Unfortunately, this last point is nothing new to the speech recognition world. Bias has always plagued even the best systems, and a 2020 Stanford University study found that systems from Amazon, Apple, Google, IBM, and Microsoft make far fewer mistakes with white users than black users—about 35%.
Nonetheless, OpenAI believes that Whisper’s transcription capabilities are being used to improve existing accessibility tools.

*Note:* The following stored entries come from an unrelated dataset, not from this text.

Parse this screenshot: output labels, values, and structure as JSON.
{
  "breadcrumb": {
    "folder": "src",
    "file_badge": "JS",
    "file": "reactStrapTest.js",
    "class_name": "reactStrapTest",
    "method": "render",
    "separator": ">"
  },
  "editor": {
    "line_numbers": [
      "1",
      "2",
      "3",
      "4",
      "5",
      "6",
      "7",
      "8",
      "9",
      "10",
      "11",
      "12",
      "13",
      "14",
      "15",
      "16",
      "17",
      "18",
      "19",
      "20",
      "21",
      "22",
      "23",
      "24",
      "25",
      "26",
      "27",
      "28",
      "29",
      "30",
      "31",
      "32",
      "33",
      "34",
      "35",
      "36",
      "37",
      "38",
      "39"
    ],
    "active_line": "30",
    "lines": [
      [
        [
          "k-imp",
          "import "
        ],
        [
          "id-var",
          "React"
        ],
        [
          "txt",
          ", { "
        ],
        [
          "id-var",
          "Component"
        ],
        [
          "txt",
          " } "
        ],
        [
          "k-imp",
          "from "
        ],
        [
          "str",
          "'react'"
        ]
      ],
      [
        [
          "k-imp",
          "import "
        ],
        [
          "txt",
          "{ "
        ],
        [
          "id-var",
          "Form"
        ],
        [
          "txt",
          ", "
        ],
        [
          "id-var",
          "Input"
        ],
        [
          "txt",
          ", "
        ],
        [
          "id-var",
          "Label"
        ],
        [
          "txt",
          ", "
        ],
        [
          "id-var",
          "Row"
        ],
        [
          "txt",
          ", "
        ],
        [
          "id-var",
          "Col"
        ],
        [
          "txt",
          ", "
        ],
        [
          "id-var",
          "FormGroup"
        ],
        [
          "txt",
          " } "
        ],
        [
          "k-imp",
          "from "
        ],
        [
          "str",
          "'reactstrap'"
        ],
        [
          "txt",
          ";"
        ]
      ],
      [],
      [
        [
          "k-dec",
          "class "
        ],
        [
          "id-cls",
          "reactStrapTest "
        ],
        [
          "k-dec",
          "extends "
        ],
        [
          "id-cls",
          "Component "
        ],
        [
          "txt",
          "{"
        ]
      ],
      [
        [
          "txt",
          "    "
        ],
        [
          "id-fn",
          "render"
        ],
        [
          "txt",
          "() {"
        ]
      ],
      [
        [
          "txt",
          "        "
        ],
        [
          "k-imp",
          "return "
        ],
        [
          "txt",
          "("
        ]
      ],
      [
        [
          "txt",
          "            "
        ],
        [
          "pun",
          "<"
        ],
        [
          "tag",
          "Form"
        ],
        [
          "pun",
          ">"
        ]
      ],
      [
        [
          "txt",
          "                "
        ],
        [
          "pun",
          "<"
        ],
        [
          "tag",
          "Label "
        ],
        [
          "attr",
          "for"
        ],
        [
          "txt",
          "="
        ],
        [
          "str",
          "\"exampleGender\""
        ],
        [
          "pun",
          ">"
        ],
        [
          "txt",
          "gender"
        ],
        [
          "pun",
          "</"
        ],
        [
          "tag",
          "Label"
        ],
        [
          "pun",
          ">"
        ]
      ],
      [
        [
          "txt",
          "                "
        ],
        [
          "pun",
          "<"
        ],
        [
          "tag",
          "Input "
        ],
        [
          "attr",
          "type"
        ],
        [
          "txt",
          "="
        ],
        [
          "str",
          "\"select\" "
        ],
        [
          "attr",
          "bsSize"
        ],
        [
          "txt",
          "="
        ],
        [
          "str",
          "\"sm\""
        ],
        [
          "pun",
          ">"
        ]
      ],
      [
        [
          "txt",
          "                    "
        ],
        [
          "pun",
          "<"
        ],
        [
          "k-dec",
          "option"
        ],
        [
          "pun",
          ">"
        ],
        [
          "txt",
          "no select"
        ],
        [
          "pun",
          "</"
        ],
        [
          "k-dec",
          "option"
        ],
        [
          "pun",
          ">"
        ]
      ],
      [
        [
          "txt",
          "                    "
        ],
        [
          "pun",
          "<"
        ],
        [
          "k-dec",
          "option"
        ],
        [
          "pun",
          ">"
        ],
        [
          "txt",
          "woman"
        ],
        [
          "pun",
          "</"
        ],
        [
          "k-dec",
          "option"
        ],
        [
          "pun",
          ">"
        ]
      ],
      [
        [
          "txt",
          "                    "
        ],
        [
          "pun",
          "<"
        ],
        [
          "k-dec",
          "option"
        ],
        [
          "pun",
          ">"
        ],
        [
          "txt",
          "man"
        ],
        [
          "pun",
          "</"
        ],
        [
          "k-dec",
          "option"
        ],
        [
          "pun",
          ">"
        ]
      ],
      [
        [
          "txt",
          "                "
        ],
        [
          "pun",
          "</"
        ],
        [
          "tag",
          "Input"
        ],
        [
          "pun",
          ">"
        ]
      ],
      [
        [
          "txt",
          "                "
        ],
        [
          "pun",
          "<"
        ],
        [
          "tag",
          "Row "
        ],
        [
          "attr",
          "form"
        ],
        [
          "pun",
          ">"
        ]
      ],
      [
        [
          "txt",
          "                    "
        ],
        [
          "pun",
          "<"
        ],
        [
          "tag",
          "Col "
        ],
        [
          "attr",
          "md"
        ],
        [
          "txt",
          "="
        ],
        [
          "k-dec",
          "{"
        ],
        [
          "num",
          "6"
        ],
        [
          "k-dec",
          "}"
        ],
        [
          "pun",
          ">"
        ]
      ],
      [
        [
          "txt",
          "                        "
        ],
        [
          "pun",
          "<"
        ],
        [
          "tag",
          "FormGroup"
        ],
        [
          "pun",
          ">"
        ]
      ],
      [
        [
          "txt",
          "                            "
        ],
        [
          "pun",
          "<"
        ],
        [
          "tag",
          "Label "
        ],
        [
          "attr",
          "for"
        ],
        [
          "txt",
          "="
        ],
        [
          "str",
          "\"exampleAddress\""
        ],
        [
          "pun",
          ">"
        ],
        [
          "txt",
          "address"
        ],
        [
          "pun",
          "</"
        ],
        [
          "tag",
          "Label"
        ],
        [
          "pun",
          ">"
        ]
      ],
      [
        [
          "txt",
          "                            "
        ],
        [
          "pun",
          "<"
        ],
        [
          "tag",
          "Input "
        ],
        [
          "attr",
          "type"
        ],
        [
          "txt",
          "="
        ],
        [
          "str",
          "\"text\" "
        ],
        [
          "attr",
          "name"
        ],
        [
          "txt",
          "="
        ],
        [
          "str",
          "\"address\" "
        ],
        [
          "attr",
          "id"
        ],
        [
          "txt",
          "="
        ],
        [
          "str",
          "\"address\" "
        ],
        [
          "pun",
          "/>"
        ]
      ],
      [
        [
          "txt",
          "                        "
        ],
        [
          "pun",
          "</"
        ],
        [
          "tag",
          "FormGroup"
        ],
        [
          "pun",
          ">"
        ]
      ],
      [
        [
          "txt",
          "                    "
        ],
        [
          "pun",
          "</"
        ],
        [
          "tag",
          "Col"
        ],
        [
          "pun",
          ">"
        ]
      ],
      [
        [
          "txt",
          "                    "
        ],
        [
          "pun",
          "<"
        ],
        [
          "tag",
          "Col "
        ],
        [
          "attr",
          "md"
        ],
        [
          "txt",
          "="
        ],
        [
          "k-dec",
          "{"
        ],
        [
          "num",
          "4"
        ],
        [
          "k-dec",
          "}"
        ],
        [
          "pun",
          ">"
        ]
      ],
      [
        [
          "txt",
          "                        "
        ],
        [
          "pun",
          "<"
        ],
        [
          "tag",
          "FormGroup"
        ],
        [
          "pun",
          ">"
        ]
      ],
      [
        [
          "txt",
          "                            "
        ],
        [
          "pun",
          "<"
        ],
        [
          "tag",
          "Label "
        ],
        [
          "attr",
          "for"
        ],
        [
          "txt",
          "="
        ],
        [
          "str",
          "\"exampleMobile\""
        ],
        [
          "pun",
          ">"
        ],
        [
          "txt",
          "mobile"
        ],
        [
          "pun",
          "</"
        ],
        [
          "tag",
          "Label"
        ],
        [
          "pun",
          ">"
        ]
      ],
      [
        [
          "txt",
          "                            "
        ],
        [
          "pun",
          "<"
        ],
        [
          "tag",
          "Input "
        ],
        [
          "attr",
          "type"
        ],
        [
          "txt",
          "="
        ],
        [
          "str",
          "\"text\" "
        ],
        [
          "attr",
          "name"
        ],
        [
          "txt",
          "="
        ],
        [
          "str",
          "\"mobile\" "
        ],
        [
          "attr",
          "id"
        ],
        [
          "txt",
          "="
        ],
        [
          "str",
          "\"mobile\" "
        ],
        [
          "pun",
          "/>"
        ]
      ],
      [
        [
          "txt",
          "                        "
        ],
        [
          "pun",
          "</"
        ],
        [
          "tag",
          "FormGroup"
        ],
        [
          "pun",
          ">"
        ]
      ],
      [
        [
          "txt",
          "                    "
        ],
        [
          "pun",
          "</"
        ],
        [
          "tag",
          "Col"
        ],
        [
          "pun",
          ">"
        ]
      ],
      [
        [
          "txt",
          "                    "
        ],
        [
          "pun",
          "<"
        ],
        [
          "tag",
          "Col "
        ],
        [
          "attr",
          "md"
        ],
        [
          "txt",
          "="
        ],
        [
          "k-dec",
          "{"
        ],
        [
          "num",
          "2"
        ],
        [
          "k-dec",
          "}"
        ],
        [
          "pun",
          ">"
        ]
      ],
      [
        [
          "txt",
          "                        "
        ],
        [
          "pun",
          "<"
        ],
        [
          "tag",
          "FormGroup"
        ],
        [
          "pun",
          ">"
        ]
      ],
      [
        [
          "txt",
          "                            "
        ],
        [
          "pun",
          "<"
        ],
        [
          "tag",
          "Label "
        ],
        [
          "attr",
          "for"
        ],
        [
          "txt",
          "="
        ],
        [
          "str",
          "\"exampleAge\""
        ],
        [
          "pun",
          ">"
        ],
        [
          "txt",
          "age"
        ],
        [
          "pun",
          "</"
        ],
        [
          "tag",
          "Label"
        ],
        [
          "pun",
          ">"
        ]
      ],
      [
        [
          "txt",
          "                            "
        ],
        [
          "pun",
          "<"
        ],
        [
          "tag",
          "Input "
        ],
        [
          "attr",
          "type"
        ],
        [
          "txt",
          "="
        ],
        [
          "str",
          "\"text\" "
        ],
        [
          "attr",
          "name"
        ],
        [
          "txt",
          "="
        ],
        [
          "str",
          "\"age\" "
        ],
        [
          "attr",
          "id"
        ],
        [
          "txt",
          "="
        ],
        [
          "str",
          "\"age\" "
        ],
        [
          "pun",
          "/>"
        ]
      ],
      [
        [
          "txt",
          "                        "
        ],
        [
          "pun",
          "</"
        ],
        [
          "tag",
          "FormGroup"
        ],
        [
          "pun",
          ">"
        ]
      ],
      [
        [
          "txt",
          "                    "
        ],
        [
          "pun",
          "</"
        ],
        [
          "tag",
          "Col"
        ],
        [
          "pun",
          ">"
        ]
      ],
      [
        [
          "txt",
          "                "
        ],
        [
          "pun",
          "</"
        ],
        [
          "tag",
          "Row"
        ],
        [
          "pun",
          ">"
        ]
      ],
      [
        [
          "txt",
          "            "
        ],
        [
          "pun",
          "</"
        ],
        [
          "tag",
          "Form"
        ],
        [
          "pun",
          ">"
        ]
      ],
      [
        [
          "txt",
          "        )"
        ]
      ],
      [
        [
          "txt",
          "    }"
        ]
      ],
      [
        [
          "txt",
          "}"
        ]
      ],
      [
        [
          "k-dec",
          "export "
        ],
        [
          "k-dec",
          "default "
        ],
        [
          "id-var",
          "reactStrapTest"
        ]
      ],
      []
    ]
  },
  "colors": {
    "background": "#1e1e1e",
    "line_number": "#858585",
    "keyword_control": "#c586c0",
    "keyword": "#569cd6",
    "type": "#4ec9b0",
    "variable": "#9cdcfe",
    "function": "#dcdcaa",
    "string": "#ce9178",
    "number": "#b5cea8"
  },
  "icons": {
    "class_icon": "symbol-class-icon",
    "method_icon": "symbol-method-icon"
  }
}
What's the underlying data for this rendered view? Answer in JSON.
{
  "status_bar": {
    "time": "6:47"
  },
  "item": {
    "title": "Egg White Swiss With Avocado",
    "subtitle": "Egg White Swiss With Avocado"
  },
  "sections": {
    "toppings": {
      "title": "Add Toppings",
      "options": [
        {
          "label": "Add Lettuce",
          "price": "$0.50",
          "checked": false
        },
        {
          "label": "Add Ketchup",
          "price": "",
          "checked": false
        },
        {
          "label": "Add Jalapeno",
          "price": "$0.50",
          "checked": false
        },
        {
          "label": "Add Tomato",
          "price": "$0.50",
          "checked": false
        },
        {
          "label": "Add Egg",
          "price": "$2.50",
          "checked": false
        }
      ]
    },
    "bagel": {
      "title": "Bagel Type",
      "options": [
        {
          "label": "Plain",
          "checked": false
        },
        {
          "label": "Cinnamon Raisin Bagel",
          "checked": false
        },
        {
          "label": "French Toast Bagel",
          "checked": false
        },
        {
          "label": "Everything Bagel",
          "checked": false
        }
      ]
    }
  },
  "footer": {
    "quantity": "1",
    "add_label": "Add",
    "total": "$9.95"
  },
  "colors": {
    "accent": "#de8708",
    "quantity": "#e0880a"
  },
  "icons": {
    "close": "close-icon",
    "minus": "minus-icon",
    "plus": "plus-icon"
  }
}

“While Whisper models cannot be used for real-time transcription out of the box, their speed and size suggest that others may be able to build applications on top of them that allow near real-time speech recognition and translation,” the company continued on GitHub. “The real value of beneficial applications built on top of Whisper’s models shows that the different performance of these models can have real economic impact… [W]e hope that the technology will be used primarily for beneficial purposes, making automatic speech recognition technology more accessible can enable more participants to build capable surveillance technology or expand existing surveillance efforts as speed and accuracy allow affordable A large number of automatically transcribed and translated audio communications. “
The release of Whisper doesn’t necessarily signal OpenAI’s future plans.While increasingly focusing on commercial endeavors like DALL-E 2 and GPT-3, the company is pursuing several purely theoretical research threads, including artificial intelligence systems Learning by watching videos.